The evolution of glasses in fashion
Looking back at the 18th and 19th centuries, the stylistic designs of glasses were somewhat similar to those available in the modern day. However, given that fashion trends have moved on significantly in that time, spectacles have established themselves as a must-have fashion accessory, as opposed to a health aid. So, let’s take a look at the evolution of glasses within the fashion industry since the 1800s.
Becoming a fashion statement
According to a report by the College of Optometrists, 18th century glasses were characterised by their circular frames, wide bridges and straight temples. The article reports that the invention of temples came about during the 1730s, which revolutionised the sector. The circular shape has sustained its popularity, despite first coming to fruition just under 300 years ago. During the 1960s, John Lennon became a central figure in the round glasses resurgence. Since then, the retro-inspired look has been at the forefront of contemporary glasses designs, having cemented its status as a timeless fashion statement.
Interestingly, the long-standing popularity of circular spectacles brought more attention to the myriad other stylistic possibilities. Because of this, the 21st century has catalysed the forgetting of stereotypical perceptions about glasses. According to Flux Magazine, the rising popularity of glasses as statements relates to the heightened accessibility and consumer-friendly prices that surround the accessories today. Given that on-trend spectacles can be bought at numerous high-street retailers, it’s never been easier for people to embrace the glasses trend.

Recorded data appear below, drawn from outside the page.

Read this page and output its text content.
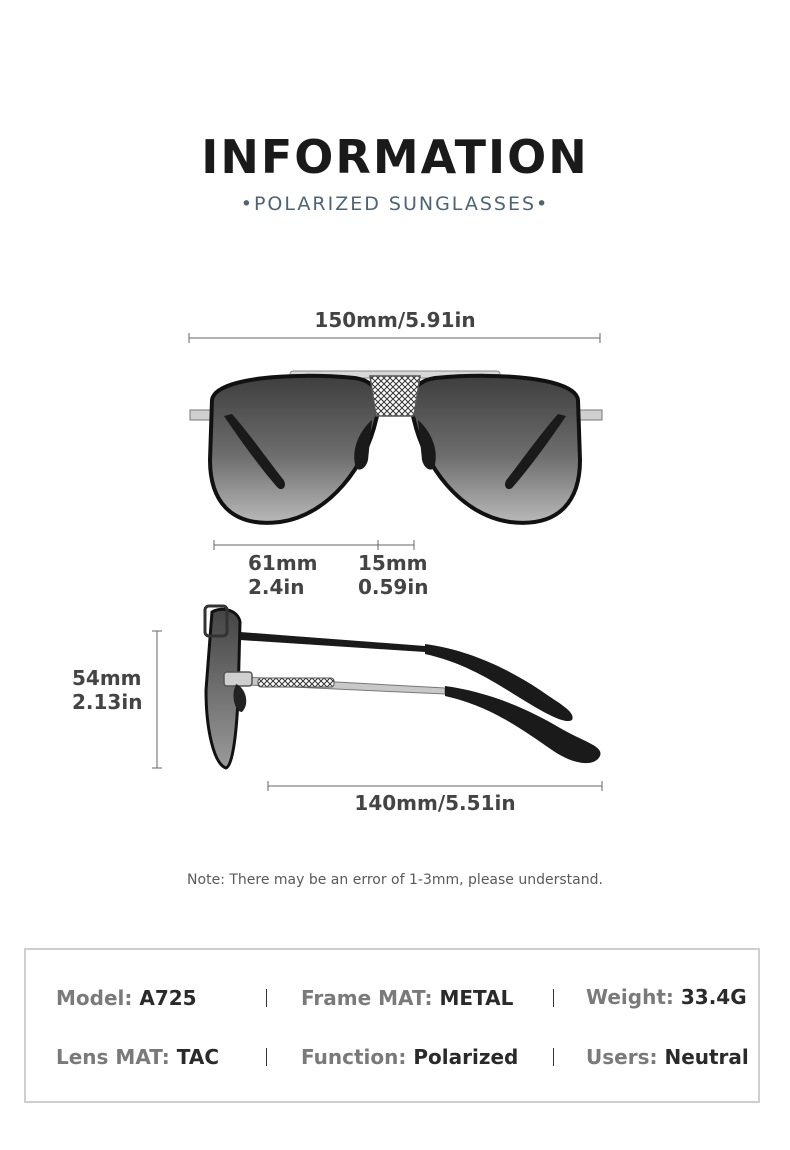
INFORMATION
•POLARIZED SUNGLASSES•
150mm/5.91in
61mm
2.4in
15mm
0.59in
54mm
2.13in
140mm/5.51in
Note: There may be an error of 1-3mm, please understand.
Model: A725	Frame MAT: METAL	Weight: 33.4G
Lens MAT: TAC	Function: Polarized	Users: Neutral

Of course, the increasing number of celebrities opting to enhance their outfit with frames has had its own impact. Given that the likes of Brad Pitt, Demi Lovato, and Jennifer Aniston have all been pictured wearing glasses in recent years, it’s unsurprising that the stars have inspired more people to experiment with the trend.
Combining substance with style
Following the market’s new-found popularity, designers have sought to branch out by combining the health-orientated product with new, revolutionary concepts. An article by the Standard highlights the rise of geometric-shaped frames in the late 2010s and early 2020s. The forward-thinking style took inspiration from oversized designs of the past, while also seeking to add a contemporary spin. There’s also been a step towards sustainability with Cubbits, who are seeking to create a circular economy: making frames from waste materials, such as plastic packaging, sheep’s wool and more.
The invention of contact lenses in the 1880s shouldn’t be overlooked. In many ways, the less-is-more approach has augmented the popularity of smaller frames, with some consumers seeking a more discreet look. Not only that, but the health benefits of contacts have also helped grow the eyewear sector. For example, the Acuvue Oasys for Astigmatism at GlassesUSA are the first of their kind, and offer a minimalist look; the UV-blocking lenses are kept in a buffered saline solution that seeks to reduce the blurred and distorted visual effects of the condition.
What will the next popular trend be?
The evolution of glasses is an intriguing one, particularly in relation to the fashion sector. Despite initial designs dating back to the 1700s, the core ideas of the earliest pairs of templed spectacles formed the basis of the eyewear industry, which is forecast to be worth £258.63 billion in 2027 (per Statista). The fast-moving nature of the market makes it difficult to predict the next trends, but it’s apparent that the sector will go from strength to strength in the next decade.